Let’s say as a team of five we are prioritizing tasks using a scale from 1 to 5, 1 being “minimum importance” and 5 being “maximum importance”.
The first task gets 4, 4, 4, 4, 4. Nothing to discuss here, everybody agrees and can quickly move to the next.
On the second task something interesting happens: votes are 1, 5, 1, 5, 1. The average is 2.6 which makes it the least important task so far:
Lucky us there is such a thing as the average. Let’s move to the third task.
But wait a second, not so fast!
Why did three people vote 1 and two vote 5? It looks strange. There is something we need to discuss. Calculating the average and moving on would be a mistake.
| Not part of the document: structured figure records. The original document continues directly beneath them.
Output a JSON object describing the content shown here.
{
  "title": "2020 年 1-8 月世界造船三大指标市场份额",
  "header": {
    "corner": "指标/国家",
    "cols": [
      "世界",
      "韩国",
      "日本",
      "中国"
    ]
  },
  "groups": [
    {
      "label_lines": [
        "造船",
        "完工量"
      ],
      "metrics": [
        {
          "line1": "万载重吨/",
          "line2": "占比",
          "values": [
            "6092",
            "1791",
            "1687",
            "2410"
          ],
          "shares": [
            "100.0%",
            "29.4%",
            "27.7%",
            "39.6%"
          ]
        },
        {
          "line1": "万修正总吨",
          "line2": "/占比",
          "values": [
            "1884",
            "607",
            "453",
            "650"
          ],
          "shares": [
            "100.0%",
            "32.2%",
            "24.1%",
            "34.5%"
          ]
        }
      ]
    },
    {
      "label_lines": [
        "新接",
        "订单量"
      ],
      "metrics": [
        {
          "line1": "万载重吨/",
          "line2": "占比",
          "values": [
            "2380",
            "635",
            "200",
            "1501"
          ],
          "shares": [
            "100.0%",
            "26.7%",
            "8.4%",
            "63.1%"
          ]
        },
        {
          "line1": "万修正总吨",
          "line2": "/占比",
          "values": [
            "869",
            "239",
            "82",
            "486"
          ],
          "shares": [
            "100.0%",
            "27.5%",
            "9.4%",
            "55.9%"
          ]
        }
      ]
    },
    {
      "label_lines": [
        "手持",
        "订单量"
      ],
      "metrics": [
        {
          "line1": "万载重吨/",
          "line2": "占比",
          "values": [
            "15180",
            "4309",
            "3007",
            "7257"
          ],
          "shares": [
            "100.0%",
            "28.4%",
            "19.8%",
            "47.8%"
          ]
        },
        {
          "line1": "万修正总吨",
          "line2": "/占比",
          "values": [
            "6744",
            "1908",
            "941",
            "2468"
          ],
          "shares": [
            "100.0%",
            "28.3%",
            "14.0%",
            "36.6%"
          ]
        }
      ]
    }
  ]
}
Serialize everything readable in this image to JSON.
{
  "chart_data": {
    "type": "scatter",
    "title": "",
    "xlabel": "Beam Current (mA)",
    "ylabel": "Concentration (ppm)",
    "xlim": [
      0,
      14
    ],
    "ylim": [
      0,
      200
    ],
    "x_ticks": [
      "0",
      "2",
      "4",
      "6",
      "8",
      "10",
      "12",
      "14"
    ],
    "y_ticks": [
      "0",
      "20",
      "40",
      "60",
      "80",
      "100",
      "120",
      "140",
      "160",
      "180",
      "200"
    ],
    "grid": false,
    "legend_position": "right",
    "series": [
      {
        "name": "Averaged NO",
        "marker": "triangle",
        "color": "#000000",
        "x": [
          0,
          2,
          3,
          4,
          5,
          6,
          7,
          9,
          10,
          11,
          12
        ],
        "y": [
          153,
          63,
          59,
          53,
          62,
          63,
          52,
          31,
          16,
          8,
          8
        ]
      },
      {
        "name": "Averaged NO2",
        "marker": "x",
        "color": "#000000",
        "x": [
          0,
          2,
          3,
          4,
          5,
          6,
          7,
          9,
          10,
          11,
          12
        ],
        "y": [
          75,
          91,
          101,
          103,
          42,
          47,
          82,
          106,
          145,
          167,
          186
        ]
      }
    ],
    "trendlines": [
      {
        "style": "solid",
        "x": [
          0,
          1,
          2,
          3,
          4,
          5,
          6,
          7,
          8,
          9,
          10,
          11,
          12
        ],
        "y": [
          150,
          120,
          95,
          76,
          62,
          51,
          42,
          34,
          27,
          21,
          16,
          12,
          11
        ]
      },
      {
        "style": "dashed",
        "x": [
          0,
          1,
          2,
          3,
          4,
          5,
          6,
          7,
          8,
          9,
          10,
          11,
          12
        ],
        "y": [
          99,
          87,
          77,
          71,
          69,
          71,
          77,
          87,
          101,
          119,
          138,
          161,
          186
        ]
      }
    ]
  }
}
There are multiple explanations why we could be that misaligned. For instance, lack of context, different understandings of the task, various assumptions. Regardless of the specific reason, there is a ton of potential to uncover.
Digging deeper has two possible outcomes, both valuable. Either we realign by changing some votes or the disagreement remains revealing assumptions that should be validated before reevaluating importance.
Instead of jumping into details, we defer clarifications and continue voting. A few minutes later, we take a step back and realize unanimous votes are a rare exception. Does it mean we should discuss almost every task?
Of course not. We need to focus on the biggest misalignments. Unfortunately, in our spreadsheet we cannot find the DISAGREEMENT formula. However, we can use STDEV:
In statistics, the standard deviation is a measure of the amount of variation or dispersion of a set of values. A low standard deviation indicates that the values tend to be close to the mean (also called the expected value) of the set, while a high standard deviation indicates that the values are spread out over a wider range.
In plain English, standard deviation measures how far apart are individual values relative to their average. For example, let’s take the first three tasks on our list:
- 4, 4, 4, 4, 4 has an average of 4 and a standard deviation of 0;
- 1, 5, 1, 5, 1 has an average of 2.6 and a standard deviation of 2.2;
- 2, 1, 1, 2, 1 has an average of 1.4 and a standard deviation of 0.5.
That seems to be working: the higher the standard deviation the bigger the disagreement. We could visualize the three tasks as follows:
Moving all the tasks on our list to the graph we notice they create four quadrants:
- Tasks in A and B is where we disagree the most: discuss right away.
- Tasks in C is where we agree they have high importance: do as soon as possible.
- Tasks in D is where we agree they have low importance: skip.
Not surprisingly, the most interesting discussions happen were we disagree the most.